Teaching with Open Technologies

So in my various RSS skimmings I found this article about using Open Technologies in the K-12 environment. First, I really liked Hirsch’s point about using open technologies as a mind set. I feel that as I’ve embraced my roll as “new technology tester” on my campus, I have had to explain to a lot of people how it is a mind set. One of my students and I even recently presented at the online Technology, Colleges, and Community conference and had one participant ask about how much expertise a faculty member needed in a technology before teaching with it. I started talking about playing with a new technology for a couple months, and then going live with it and realizing that I would learn more about it along the way. My student started typing (I was doing the live oral part of the presentation, she was handling the live synchronous chat function) about how she felt more comfortable knowing that the instructor didn’t know everything and would be more accessible in asking questions and figuring out how things worked.

However, I also really appreciated Hirsch’s point that open technologies are not necessarily free technologies. This reminds me of another moment this past semester…I was showing one of my online courses to my department chairperson. This particular course was asking students to use blogs (http://uniblogs.org/), online bookmarking/archiving services (http://www.furl.net/), and an RSS aggregator (http://www.gritwire.com/). After seeing all the craziness of the course and what I work with, my chairperson asked me how “we” (the school) could better support me. (Don’t worry, my dean already asked how I better support my students…they’re not ignored).

WOW!

But she does recognize that although the open technologies I was using were free, it didn’t mean they didn’t have a cost. Of course there was my time and energy of finding and playing with them. But then there is the time, energy, and resources of the institution. I’ve definitely called for help from various IT (both information and instruction technology) folks as well as use various hard and softwares to patch it all together. And I realized after she asked that that I have spent the past four years developing a solid support network that works around and through our more “official” channels on campus as well as other “unofficial” networks off campus (again, coffee, lunch, beer, happy hours, etc. work wonders in this world of support networking).

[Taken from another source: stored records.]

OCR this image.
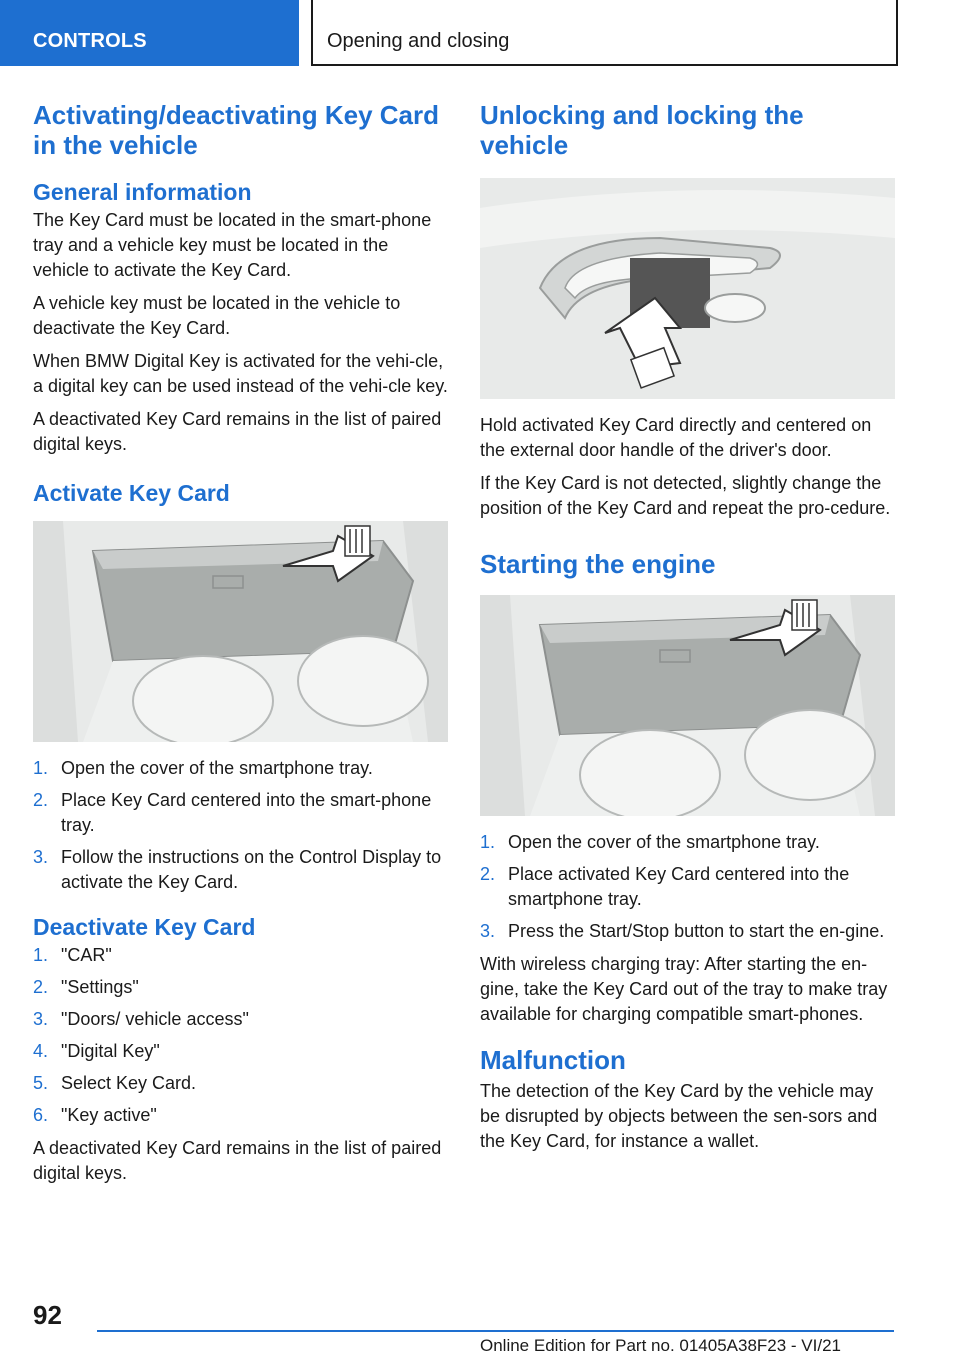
CONTROLS	Opening and closing
Activating/deactivating Key Card in the vehicle
General information

The Key Card must be located in the smart-phone tray and a vehicle key must be located in the vehicle to activate the Key Card.

A vehicle key must be located in the vehicle to deactivate the Key Card.

When BMW Digital Key is activated for the vehi-cle, a digital key can be used instead of the vehi-cle key.

A deactivated Key Card remains in the list of paired digital keys.

Activate Key Card
1. Open the cover of the smartphone tray.
2. Place Key Card centered into the smart-phone tray.
3. Follow the instructions on the Control Display to activate the Key Card.
Deactivate Key Card
1. "CAR"
2. "Settings"
3. "Doors/ vehicle access"
4. "Digital Key"
5. Select Key Card.
6. "Key active"

A deactivated Key Card remains in the list of paired digital keys.

Unlocking and locking the vehicle

Hold activated Key Card directly and centered on the external door handle of the driver's door.

If the Key Card is not detected, slightly change the position of the Key Card and repeat the pro-cedure.

Starting the engine
1. Open the cover of the smartphone tray.
2. Place activated Key Card centered into the smartphone tray.
3. Press the Start/Stop button to start the en-gine.

With wireless charging tray: After starting the en-gine, take the Key Card out of the tray to make tray available for charging compatible smart-phones.

Malfunction

The detection of the Key Card by the vehicle may be disrupted by objects between the sen-sors and the Key Card, for instance a wallet.

92
Online Edition for Part no. 01405A38F23 - VI/21
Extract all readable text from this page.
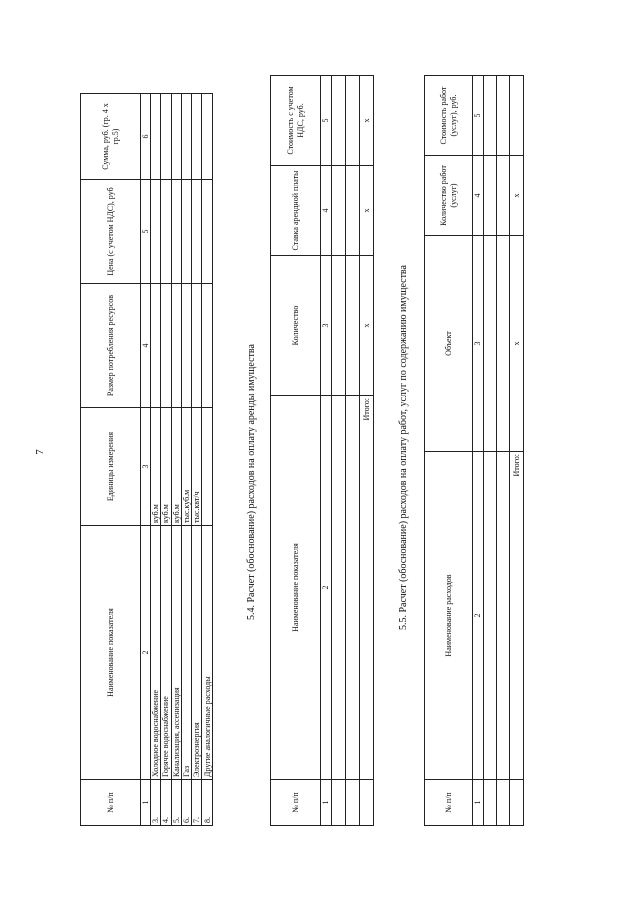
7
№ п/п	Наименование показателя	Единицы измерения	Размер потребления ресурсов	Цена (с учетом НДС), руб	Сумма, руб. (гр. 4 х гр.5)
1	2	3	4	5	6
3.	Холодное водоснабжение	куб.м			
4.	Горячее водоснабжение	куб.м			
5.	Канализация, ассенизация	куб.м			
6.	Газ	тыс.куб.м			
7.	Электроэнергия	тыс.квт/ч			
8.	Другие аналогичные расходы				
5.4. Расчет (обоснование) расходов на оплату аренды имущества
№ п/п	Наименование показателя	Количество	Ставка арендной платы	Стоимость с учетом НДС, руб.
1	2	3	4	5

	Итого:	x	x	x
5.5. Расчет (обоснование) расходов на оплату работ, услуг по содержанию имущества
№ п/п	Наименование расходов	Объект	Количество работ (услуг)	Стоимость работ (услуг), руб.
1	2	3	4	5

	Итого:	x	x	
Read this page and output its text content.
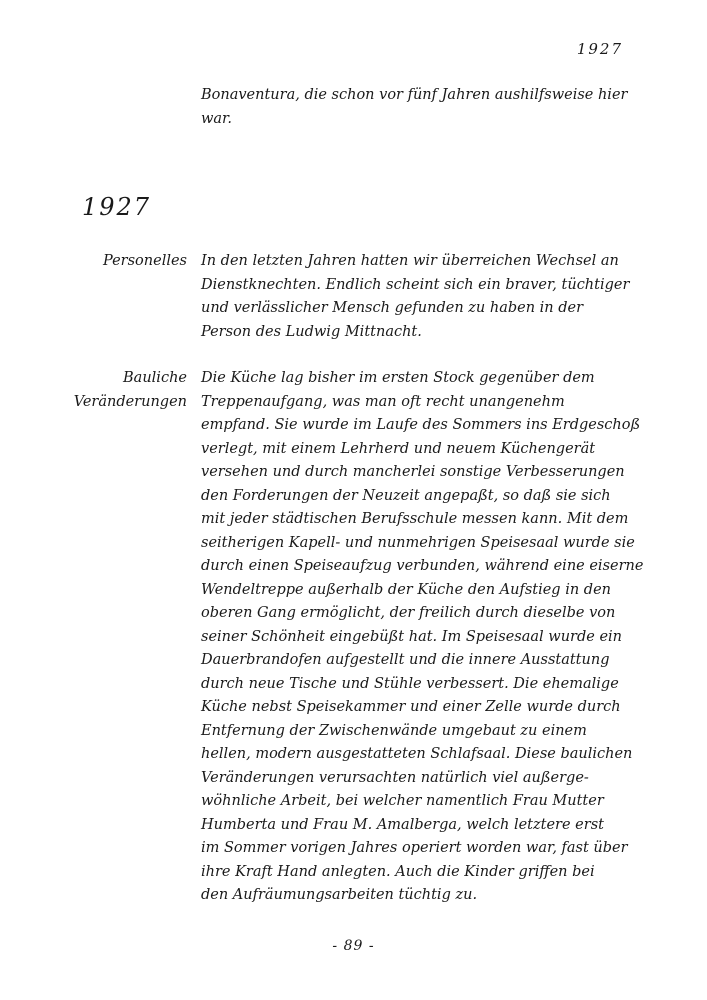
1927

Bonaventura, die schon vor fünf Jahren aushilfsweise hier
war.

1927
Personelles In den letzten Jahren hatten wir überreichen Wechsel an
Dienstknechten. Endlich scheint sich ein braver, tüchtiger
und verlässlicher Mensch gefunden zu haben in der
Person des Ludwig Mittnacht.

Bauliche
Veränderungen

Die Küche lag bisher im ersten Stock gegenüber dem
Treppenaufgang, was man oft recht unangenehm
empfand. Sie wurde im Laufe des Sommers ins Erdgeschoß
verlegt, mit einem Lehrherd und neuem Küchengerät
versehen und durch mancherlei sonstige Verbesserungen
den Forderungen der Neuzeit angepaßt, so daß sie sich
mit jeder städtischen Berufsschule messen kann. Mit dem
seitherigen Kapell- und nunmehrigen Speisesaal wurde sie
durch einen Speiseaufzug verbunden, während eine eiserne
Wendeltreppe außerhalb der Küche den Aufstieg in den
oberen Gang ermöglicht, der freilich durch dieselbe von
seiner Schönheit eingebüßt hat. Im Speisesaal wurde ein
Dauerbrandofen aufgestellt und die innere Ausstattung
durch neue Tische und Stühle verbessert. Die ehemalige
Küche nebst Speisekammer und einer Zelle wurde durch
Entfernung der Zwischenwände umgebaut zu einem
hellen, modern ausgestatteten Schlafsaal. Diese baulichen
Veränderungen verursachten natürlich viel außerge-
wöhnliche Arbeit, bei welcher namentlich Frau Mutter
Humberta und Frau M. Amalberga, welch letztere erst
im Sommer vorigen Jahres operiert worden war, fast über
ihre Kraft Hand anlegten. Auch die Kinder griffen bei
den Aufräumungsarbeiten tüchtig zu.

- 89 -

And back to that idea of student support…most of these open technologies do not have great support mechanisms, unless you start paying for some of the support mechanisms that have sprung up around them (I’m thinking of Open Source Portfolio and Sakai as examples at the moment). I end up having to do a lot of individualized student support that is usually not needed with something proprietary (with lots of documentation) or something officially sanctioned by the school (like a course management system). That clearly is a “cost” in terms of my time, energy, and expertise. But clearly it is a price that I’m willing to pay. But I’m excited that various colleagues and administrators are starting to recognize this and provide different types and levels of support for the different type of work I’m doing.